I'm interested in anyone's experience too!


----------



## Bill Hall (Jan 6, 2007)

That's some pretty cool stuff.


----------



## Montoya1 (May 14, 2004)

It looks it, with more sizes and even custom orders to follow, but I was hoping somebody had first hand experience of these...


----------



## 1976Cordoba (Sep 20, 2000)

Ninco or someone makes these for their 1:32 track, and judging by the wording in his auction, he is modifying the pieces to fit HO radius turns:

_*"Source: An Existing Border For 1/32 Scale Track Has Been Modified By Me to Fit AFX Track Perfectly!"*_


----------



## Montoya1 (May 14, 2004)

They do remind me of the Scalex pieces, but look smaller, and they are brown not green.

Clever? Certainly. Worth getting? I am not sure.


----------



## SwamperGene (Dec 1, 2003)

If you look closely at the larger pics you can see they aren't flush with the track surface. 

:freak:


----------



## NTxSlotCars (May 27, 2008)

SwamperGene said:


> If you look closely at the larger pics you can see they aren't flush with the track surface.
> 
> :freak:


Maybe his borders are actually straight.


----------



## Rolls (Jan 1, 2010)

Add me to the list of folks very interested in 1st hand experience with these.
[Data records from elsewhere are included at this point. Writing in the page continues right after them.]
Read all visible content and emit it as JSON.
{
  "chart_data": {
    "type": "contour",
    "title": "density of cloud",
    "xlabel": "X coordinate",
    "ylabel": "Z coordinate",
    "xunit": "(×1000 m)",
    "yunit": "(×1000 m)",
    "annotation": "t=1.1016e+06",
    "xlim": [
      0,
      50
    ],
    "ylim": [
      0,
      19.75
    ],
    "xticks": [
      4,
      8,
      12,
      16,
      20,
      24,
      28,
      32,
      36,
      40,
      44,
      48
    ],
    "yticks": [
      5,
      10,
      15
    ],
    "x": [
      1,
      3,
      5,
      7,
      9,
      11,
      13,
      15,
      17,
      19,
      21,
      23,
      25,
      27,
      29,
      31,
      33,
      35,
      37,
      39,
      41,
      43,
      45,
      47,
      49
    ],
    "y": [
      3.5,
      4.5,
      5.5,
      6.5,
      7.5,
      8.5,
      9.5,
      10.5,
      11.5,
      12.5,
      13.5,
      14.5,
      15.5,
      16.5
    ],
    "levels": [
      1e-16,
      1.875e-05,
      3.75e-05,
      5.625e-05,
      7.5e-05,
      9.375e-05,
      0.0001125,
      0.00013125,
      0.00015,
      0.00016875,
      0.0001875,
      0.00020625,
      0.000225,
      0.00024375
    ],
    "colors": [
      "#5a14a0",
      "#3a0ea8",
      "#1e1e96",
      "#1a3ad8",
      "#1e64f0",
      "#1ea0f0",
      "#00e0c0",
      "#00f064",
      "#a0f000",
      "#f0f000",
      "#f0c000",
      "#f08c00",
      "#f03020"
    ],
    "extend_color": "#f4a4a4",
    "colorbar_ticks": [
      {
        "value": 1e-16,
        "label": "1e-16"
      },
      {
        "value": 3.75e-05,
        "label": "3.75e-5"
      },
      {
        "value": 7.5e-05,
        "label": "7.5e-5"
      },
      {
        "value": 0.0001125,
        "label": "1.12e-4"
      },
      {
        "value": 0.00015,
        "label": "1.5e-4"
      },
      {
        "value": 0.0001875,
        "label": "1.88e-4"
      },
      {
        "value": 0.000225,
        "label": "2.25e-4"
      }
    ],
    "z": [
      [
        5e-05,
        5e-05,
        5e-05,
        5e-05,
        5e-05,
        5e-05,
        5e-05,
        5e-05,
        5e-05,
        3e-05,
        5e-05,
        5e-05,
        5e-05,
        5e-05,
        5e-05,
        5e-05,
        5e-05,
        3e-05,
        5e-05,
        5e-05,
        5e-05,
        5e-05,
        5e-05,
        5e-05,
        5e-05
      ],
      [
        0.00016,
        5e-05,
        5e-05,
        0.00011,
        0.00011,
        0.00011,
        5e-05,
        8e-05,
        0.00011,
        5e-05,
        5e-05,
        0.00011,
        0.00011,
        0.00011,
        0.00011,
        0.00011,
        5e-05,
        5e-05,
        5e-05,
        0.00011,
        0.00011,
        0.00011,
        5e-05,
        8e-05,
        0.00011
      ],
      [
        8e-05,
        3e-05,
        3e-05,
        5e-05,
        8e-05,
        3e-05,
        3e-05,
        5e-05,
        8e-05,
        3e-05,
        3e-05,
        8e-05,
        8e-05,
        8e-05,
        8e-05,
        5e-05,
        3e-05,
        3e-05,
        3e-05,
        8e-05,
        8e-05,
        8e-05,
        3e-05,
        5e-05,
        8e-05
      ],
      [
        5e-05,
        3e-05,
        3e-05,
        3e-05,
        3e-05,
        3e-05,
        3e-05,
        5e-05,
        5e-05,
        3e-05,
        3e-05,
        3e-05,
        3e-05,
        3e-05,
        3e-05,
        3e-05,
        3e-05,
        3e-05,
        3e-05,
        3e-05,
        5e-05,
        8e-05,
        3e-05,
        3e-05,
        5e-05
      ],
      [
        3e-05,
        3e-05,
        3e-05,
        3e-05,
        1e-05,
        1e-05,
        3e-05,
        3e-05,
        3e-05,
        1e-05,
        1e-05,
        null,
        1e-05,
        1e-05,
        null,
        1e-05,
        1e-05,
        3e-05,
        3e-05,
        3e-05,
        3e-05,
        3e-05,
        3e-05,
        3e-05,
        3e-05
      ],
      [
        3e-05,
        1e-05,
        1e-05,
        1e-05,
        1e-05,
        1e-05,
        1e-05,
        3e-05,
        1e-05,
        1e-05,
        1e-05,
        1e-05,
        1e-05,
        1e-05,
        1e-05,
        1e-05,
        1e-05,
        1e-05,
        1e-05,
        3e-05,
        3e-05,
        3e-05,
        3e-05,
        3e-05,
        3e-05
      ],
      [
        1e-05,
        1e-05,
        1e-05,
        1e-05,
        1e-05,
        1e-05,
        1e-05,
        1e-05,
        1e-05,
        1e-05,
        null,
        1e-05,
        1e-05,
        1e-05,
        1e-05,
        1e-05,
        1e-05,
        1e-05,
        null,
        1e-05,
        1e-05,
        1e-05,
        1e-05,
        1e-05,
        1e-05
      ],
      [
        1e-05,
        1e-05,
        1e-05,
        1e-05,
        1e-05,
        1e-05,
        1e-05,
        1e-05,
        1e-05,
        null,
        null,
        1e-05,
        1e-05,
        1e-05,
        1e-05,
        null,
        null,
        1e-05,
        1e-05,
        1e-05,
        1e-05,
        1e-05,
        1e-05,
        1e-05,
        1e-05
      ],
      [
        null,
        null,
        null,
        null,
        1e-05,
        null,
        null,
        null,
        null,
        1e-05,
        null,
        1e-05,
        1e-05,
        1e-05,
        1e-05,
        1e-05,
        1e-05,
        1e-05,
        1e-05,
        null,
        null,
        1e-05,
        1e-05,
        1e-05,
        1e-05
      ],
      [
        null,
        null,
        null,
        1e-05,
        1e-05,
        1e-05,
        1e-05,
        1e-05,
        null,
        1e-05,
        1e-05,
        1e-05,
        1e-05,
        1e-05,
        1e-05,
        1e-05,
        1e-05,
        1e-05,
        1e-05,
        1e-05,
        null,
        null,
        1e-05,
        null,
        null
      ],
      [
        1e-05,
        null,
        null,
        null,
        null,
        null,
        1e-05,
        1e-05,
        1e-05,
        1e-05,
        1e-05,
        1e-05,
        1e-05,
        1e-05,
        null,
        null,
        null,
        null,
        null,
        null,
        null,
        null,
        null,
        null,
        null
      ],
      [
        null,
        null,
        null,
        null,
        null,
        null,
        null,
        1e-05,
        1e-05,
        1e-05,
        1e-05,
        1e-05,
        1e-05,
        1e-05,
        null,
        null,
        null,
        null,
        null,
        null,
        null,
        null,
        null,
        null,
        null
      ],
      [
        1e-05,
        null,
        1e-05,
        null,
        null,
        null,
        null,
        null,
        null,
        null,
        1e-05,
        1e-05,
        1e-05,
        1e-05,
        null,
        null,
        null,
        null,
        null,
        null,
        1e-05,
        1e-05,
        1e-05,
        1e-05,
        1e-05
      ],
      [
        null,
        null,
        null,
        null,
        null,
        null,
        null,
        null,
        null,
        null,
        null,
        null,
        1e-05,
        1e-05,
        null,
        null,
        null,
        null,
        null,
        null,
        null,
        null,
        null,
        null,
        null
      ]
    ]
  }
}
I have AFX corner apron options on my mind big time right now.


----------



## slotnewbie69 (Dec 3, 2008)

another thing you can do rolls is just cut thin plywood sections to fill in the gaps,and then the entire track is set in to the table.


----------



## Rolls (Jan 1, 2010)

SlotNewbie - that's an interesting option. Hmmm, you got me thinking. I'll have a lot of elevated sections, but the inset approach is very nice for ground level AND it can hold the track in place, too. Thanks! :thumbsup:


----------



## slotnewbie69 (Dec 3, 2008)

i have seen this approach on acouple fray sites.but with a landscaped track,you could really have a large skid out section,etc.seems a cool way to go.i think the idea is trace your track out on a material the same thickness,then cut it out with a jig saw.once you have your track secured,just put it all back together like a jigsaw.(pardon the pun).have fun


----------



## rbrunne1 (Sep 22, 2007)

These appear to be Scalextric Curve Borders.



The curve borders sell for $10 - $15 for 4 inner & 4 Outer.

Does anyone know the dimensions of SCX curves?

Thanks,

Bob B.


----------